Tuxford tea room got me in a spin

Tuxford Windmill Cafe  (w110729-6)
Tuxford Windmill Cafe (w110729-6)
Share this article

TUXFORD Windmill is a familiar vision on the horizon but perhaps not so obvious to passers-by is the tea room tucked away in the scenic grounds.

Located just minutes from the A1, it’s not particularly well sign-posted from the main road so you’ll need an extra-beady pair of eyes to spot the turn-off.

But it proved to be a turn-off not to be missed, offering a deliciously different eating out experience.

The tea room is set in an attractive period stone building and provides the perfect backdrop for stunning views of the historic working windmill while you eat.

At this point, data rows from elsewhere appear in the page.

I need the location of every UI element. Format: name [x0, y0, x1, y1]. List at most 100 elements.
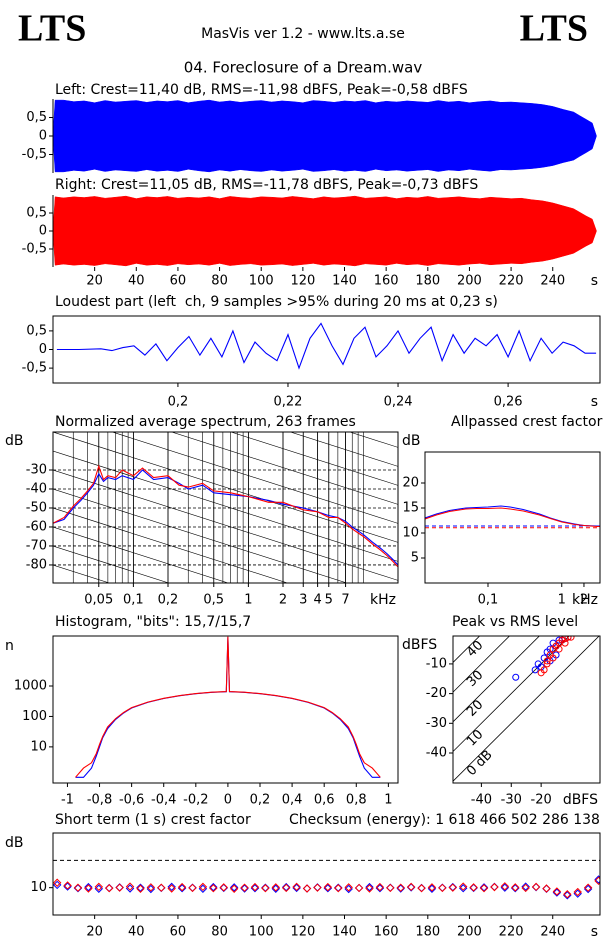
point: [406, 882, 416, 892]
slope-line: [289, 432, 398, 467]
y-tick-label: 10: [30, 739, 47, 754]
point: [115, 883, 124, 892]
x-tick-label: 7: [341, 593, 349, 608]
point: [427, 883, 437, 892]
plot-area: [53, 859, 600, 900]
point: [53, 880, 62, 890]
x-tick-label: 0,2: [168, 395, 189, 410]
point: [292, 882, 301, 892]
point: [490, 882, 499, 892]
point: [448, 883, 457, 892]
y-axis-label: dB: [5, 835, 24, 851]
point: [229, 884, 239, 893]
crest-line-label: 30: [464, 668, 486, 690]
x-tick-label: 240: [540, 925, 565, 940]
point: [594, 875, 600, 884]
point: [63, 882, 72, 891]
slope-line: [53, 469, 398, 581]
y-tick-label: 0,5: [26, 206, 47, 221]
x-tick-label: 60: [170, 274, 187, 289]
crest-line: [453, 636, 511, 693]
data-line: [53, 469, 398, 566]
data-line: [425, 507, 600, 528]
x-tick-label: 160: [374, 274, 399, 289]
y-tick-label: -0,5: [22, 147, 47, 162]
y-tick-label: -50: [26, 500, 47, 515]
crest-line: [453, 636, 540, 723]
chart-title: Short term (1 s) crest factor: [55, 812, 251, 828]
point: [354, 883, 364, 893]
slope-line: [53, 450, 398, 562]
point: [469, 883, 478, 892]
x-tick-label: 4: [313, 593, 321, 608]
point: [479, 884, 489, 893]
point: [531, 882, 541, 892]
plot-area: [75, 636, 381, 778]
plot-frame: [424, 451, 601, 584]
y-tick-label: 0,5: [26, 110, 47, 125]
subtitle: MasVis ver 1.2 - www.lts.a.se: [201, 26, 405, 42]
plot-area: [53, 318, 398, 583]
chart-title: Allpassed crest factor: [451, 414, 603, 430]
x-axis-unit: s: [591, 394, 598, 410]
point: [531, 666, 539, 674]
chart-title: Peak vs RMS level: [452, 614, 578, 630]
point: [512, 673, 520, 681]
data-line: [56, 322, 597, 370]
point: [250, 884, 260, 893]
x-tick-label: 2: [279, 593, 287, 608]
chart-title: Normalized average spectrum, 263 frames: [55, 414, 356, 430]
waveform-upper: [53, 99, 597, 137]
point: [115, 883, 124, 892]
x-axis-unit: s: [591, 273, 598, 289]
point: [209, 884, 218, 893]
point: [521, 882, 530, 891]
point: [396, 884, 405, 893]
x-tick-label: 0,4: [282, 793, 303, 808]
y-tick-label: 0: [39, 342, 47, 357]
point: [564, 636, 572, 641]
x-tick-label: 0,5: [203, 593, 224, 608]
plot-frame: [52, 832, 601, 916]
plot-area: 40 30 20 100 dB: [453, 636, 600, 782]
point: [542, 884, 551, 893]
y-axis-label: n: [5, 638, 14, 654]
x-tick-label: 180: [415, 925, 440, 940]
crest-line-label: 20: [464, 697, 486, 719]
point: [94, 882, 104, 892]
crest-line-label: 10: [464, 727, 486, 749]
slope-line: [53, 318, 398, 428]
crest-line: [453, 636, 481, 663]
x-tick-label: 240: [540, 274, 565, 289]
plot-area: [56, 322, 597, 370]
point: [125, 882, 135, 891]
point: [438, 883, 447, 892]
point: [219, 883, 228, 892]
x-tick-label: 220: [499, 925, 524, 940]
plot-area: [53, 195, 597, 267]
slope-line: [170, 432, 398, 505]
y-tick-label: 20: [402, 476, 419, 491]
point: [458, 882, 468, 891]
point: [136, 884, 145, 893]
x-tick-label: 0,2: [158, 593, 179, 608]
x-tick-label: -0,6: [119, 793, 144, 808]
point: [73, 883, 83, 892]
plot-frame: [52, 635, 399, 784]
slope-line: [111, 432, 398, 524]
point: [375, 882, 385, 892]
y-tick-label: -0,5: [22, 361, 47, 376]
point: [157, 883, 166, 892]
x-tick-label: 20: [86, 274, 103, 289]
point: [105, 884, 114, 893]
chart-title: Loudest part (left ch, 9 samples >95% du…: [55, 294, 498, 310]
y-axis-label: dB: [402, 433, 421, 449]
point: [188, 883, 197, 892]
y-tick-label: 1000: [14, 679, 47, 694]
crest-line: [453, 636, 600, 782]
data-line: [75, 636, 381, 778]
point: [479, 883, 489, 892]
y-tick-label: 10: [402, 526, 419, 541]
y-tick-label: -0,5: [22, 242, 47, 257]
point: [563, 891, 572, 900]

There is also a wonderful mill shop to browse on your way in, offering a range of local produce and mill-produced products from flour and muesli to oatmeal and porridge – perfect for a special gift or yourself.

We were given a very warm welcome and shown to our seats to peruse the menu, offering a wide selection of sandwiches, quiches, salads, cream teas and cakes.

But what sets the Tuxford tea room apart from other café’s menus is that all baked goods are cooked on the premises using their very own flour produced at the mill.

The tea room also prides itself on using the finest local produce, featuring tasty delights such as Welbeck Stichelton cheese and award-winning Mellors meat pies.

I plumped for the Roasted Red Pepper quiche (£5.60), made by Annie Clifton of ADC Gourmet Foods using the finest Tuxford Flour.

It came beautifully presented and accompanied with a delicious home-made potato salad, which was worth every tasty mouthful.

My mum went for the Cheese and Vine Tomato Roll (£2.90), while my dad opted for the tempting-sounded Cheese and Onion Melt (4.60).

Both commented they could definitely notice the difference, saying that the bread tasted “how bread should” .

The cheese melt was particularly outstanding – a thick floury bread roll oozing tasty cheese and red onion that made the idea of cheese on toast pale into insignificance.

With such floury delights on offer, it would’ve been wrong to bypass the cake stand, as full as we were.

We went for a few slices to share of the Lemon Cake and Porter Cake – a rich fruit concoction with a touch of Guinness.

Both tasted very moist and delicious and were as perfect as any home-made cakes can be.

The bill, with drinks, came to a respectable £22.90 which was excellent value for a most impressive lunch in lovely surroundings and attentive service throughout.